Quand la confusion devient jazz-fusion

Par : Bruno Miguel Fernandes
Au départ, je ne pensais pas avoir tant de choses à dire sur le spectacle de Fantastic Negrito dans le cadre du Festival International de Jazz de Montréal. Mais disons que ce fut toute une surprise de vivre une performance aussi électrique, survoltée et théâtrale. En même temps, il fallait s’y attendre de la part d’un artiste ayant remporté trois Grammy pour meilleur album de blues contemporain en 2017, 2019 et 2021. Venez avec moi visiter le monde rugissant et parfois digne d’un fever dream de Fantastic Negrito.
Sur scène, il raconte son histoire, son enfance difficile, sa chute et sa résurgence artistique qu’il qualifie lui-même de renaissance. Le tout est livré avec ce mélange unique de sincérité et d’absurdité qui le rend à la fois divertissant et imprévisible. Il affirme que la musique lui a sauvé la vie, et c’est avec cette intensité singulière qu’il habite chacune de ses chansons.
Quand vérité brute et folie douce se mêlent sur scène

Vêtu d’une cape dorée et d’un chapeau à plumes, Fantastic Negrito livrait sa performance comme un personnage de théâtre : une voix puissante et caméléon, tantôt inspirée du spoken word, tantôt opératique, capable d’élans aussi cohérents que déstabilisants. On ne savait jamais exactement ce qui allait suivre, mais c’est aussi ce qui tenait tout le monde en haleine.
L’auteur-compositeur glisse avec aisance entre blues, funk, rock, soul, R&B et folk, revisitant ses morceaux avec un plaisir évident. Sur Bad Guy Necessity, les couplets laissent place à un récit raconté à sa manière, utilisant sa voix comme outil de ponctuation, d’image et de transfert émotif. Comme dans cette anecdote improbable où, alors qu’il consommait dans son sous-sol, des extraterrestres seraient venus lui transmettre un message de sagesse : « mange moins de sucre et fais plus l’amour ». Impossible d’inventer une telle scène, et pourtant, tout dans son interprétation nous y fait croire, le temps d’un morceau.
Plusieurs de ses chansons étaient interprétées de manière fidèle, comme Chocolate Samurai ou Lost in the Crowd, tandis que d’autres intégraient habilement des clins d’œil à des rythmes ou mélodies emblématiques tirés d’autres morceaux bien connus. Il est même allé jusqu’à reprendre Get on Up de James Brown. À un moment, un invité surprise est monté sur scène pour chanter avec lui. Honnêtement, je n’ai aucune idée de qui c’était… et ce n’est pas Fantastic Negrito qui allait m’aider, se contentant seulement de dire qu’ils s’étaient rencontrés plus tôt dans la journée.

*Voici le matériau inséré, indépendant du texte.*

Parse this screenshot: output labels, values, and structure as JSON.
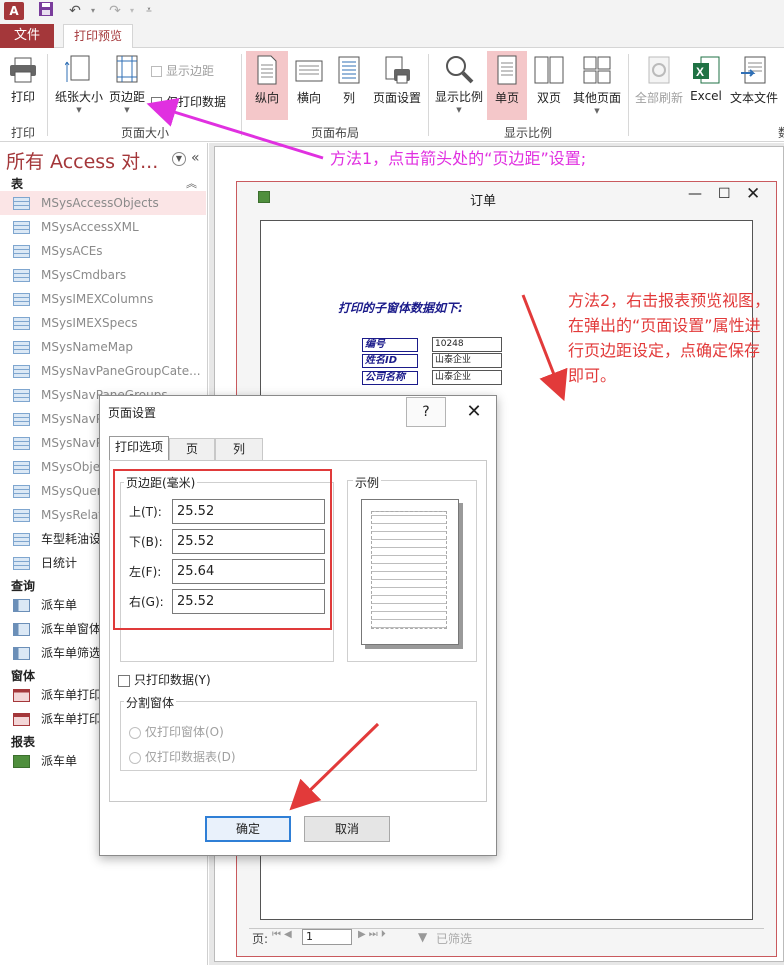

Une dualité improbable, mais étonnamment efficace, à l’image du spectacle.
Quand groove, précision et excentricité s’unissent sur scène

Son guitariste, en plus de faire les back-vocals, a offert tout au long du spectacle des mini-solos ou des variations rythmiques bien senties, revenant toujours au bon moment sur le tempo pour maintenir la cohérence mélodique. Une guitare à la sonorité sèche et vibrante, comme une voix funky et sensuelle, qui amplifiait encore davantage l’intensité du chanteur. À ses côtés, la bassiste assurait des lignes plus en retrait mais bien présentes, solides, ancrant le groove sans voler la vedette. Le claviériste, lui, est intervenu à quelques reprises avec des solos plus éclatés. Son instrument avait cette sonorité d’orgue un peu artificielle, très typique du funk, et il savait comment l’utiliser avec justesse, insérant ici et là une ou deux notes bien punchées dans les contretemps.
Fantastic Negrito dégageait parfois une pointe de prétention, comme s’il jouait d’abord pour lui-même. Mais il avait aussi annoncé d’entrée de jeu qu’il suivait ses propres règles, ce qui rendait le tout presque inévitable. Difficile toutefois de lui en tenir rigueur : ses remarques étaient souvent suivies d’un sourire, d’un trait d’autodérision ou d’un fouet musical percutant qui rappelait à tous l’ampleur de son talent et celui de ses musiciens, solides du début à la fin.
Et ça prend toute une audace pour finir le spectacle avec « I love most of you! ». Wow.